Almost a million Australians are skipping specialist care

Almost a million Australians are skipping specialist care: Grattan Institute

specialist

Almost a million Australians are delaying or skipping specialist care because of the high cost, according to a new report by the Grattan Institute.

One in five Australians were charged an extreme specialist fee in 2023, according to the report’s analysis.

Released on Monday, the report shows that, since 2010, the problem has been getting worse, with fees for specialist care soaring by 73 per cent. 

On average, patients in Australia who pay a fee for specialist care are charged $300 a year, and one in 10 low-income patients who are billed pay almost $500 a year. 

Due to these costs, millions are having to choose between paying up or waiting too long for care, as public hospitals often have longer wait times and provide just a third of all specialist care. 

“In many parts of Australia, wait times for urgent appointments are months longer than clinical guidelines recommend,” the authors write, adding that “these problems have festered because the system has been running on autopilot.”

Some specialist doctors are charging more than triple the Medicare scheduled fee, the report’s analysis found. The scheduled fee is the fixed cost that the federal payment will pay the doctor the service.
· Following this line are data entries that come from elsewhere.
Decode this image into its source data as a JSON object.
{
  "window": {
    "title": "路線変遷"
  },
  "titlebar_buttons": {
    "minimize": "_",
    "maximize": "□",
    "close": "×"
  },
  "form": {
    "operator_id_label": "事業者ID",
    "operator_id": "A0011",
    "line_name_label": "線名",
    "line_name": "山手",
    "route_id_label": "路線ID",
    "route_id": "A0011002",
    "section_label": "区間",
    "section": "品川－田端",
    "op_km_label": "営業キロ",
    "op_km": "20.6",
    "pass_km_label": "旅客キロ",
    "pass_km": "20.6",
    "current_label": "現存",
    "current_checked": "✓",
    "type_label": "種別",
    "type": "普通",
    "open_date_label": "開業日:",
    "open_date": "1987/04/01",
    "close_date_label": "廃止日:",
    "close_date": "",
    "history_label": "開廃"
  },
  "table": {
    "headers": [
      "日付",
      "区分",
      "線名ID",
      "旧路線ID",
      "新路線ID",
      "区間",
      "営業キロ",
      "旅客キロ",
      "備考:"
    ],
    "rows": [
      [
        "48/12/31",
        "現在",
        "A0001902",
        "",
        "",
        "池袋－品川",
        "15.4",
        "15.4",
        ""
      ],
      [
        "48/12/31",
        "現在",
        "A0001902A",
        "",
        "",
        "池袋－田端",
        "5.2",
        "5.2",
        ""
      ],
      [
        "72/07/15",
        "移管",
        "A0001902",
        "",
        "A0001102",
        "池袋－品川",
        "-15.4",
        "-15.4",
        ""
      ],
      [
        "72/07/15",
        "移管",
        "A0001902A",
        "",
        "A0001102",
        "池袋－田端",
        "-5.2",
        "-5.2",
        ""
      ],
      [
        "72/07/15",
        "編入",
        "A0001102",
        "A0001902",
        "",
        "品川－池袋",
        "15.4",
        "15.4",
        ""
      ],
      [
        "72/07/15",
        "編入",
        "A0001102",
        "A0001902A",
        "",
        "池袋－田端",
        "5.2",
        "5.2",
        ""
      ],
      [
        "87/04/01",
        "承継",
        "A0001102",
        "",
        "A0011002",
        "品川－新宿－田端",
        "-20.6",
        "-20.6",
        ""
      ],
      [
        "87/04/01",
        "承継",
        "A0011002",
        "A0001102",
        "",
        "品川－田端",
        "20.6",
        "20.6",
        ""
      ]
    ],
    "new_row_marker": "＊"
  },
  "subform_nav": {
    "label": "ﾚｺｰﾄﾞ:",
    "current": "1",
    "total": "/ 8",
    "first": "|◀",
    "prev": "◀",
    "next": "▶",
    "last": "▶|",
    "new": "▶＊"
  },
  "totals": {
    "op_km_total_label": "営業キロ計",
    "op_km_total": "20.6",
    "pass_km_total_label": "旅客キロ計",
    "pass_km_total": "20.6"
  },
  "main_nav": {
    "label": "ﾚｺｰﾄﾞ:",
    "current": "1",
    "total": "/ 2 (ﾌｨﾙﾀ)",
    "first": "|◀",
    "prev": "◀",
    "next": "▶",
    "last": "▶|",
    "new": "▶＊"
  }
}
Psychiatrists hold the highest average out-of-pocket costs for an initial consultation ($671), followed by endocrinologists ($372) and cardiologists ($369).

What needs to happen?

Noting that specialist care in Australia was a “postcode lottery”, the report gives five key recommendations for governments to improve access to specialist care for everyone.

The report calls for specialists to be trained in rural areas, where the need for access is high, particularly in specialties such as psychiatry and ophthalmology. It also says governments should establish a workforce planning body and tie training funding to its recommendations about what specialist training is needed, and where.

Secondly, governments should invest more in public clinics, the report says, adding that this will help ensure everyone, regardless of their postcode, can access the care they need. 

“Specialist care is a postcode lottery: people living in the worst-served areas receive about a third fewer services than the best-served areas,” report authors say.

“Public clinics don’t do enough to fill the gaps. Spending $470 million a year would provide one million extra public appointments each year in the areas that get the least care.”

Thirdly, the report urges governments to modernise public specialist clinics, clarify their role, spread best practices, and publicly report waiting times. 

Fourth, governments should support GPs to manage more care, taking the pressure off specialist care. 

“Systems that allow GPs to easily get advice from other specialists could avoid 68,000 referrals each year and save patients $4 million in out-of-pocket costs. GPs and other specialists would be paid for their time, at a cost of $26 million a year,” the report says.

Finally, the government should combat extreme fees from specialists, as this could save up to $170 million a year.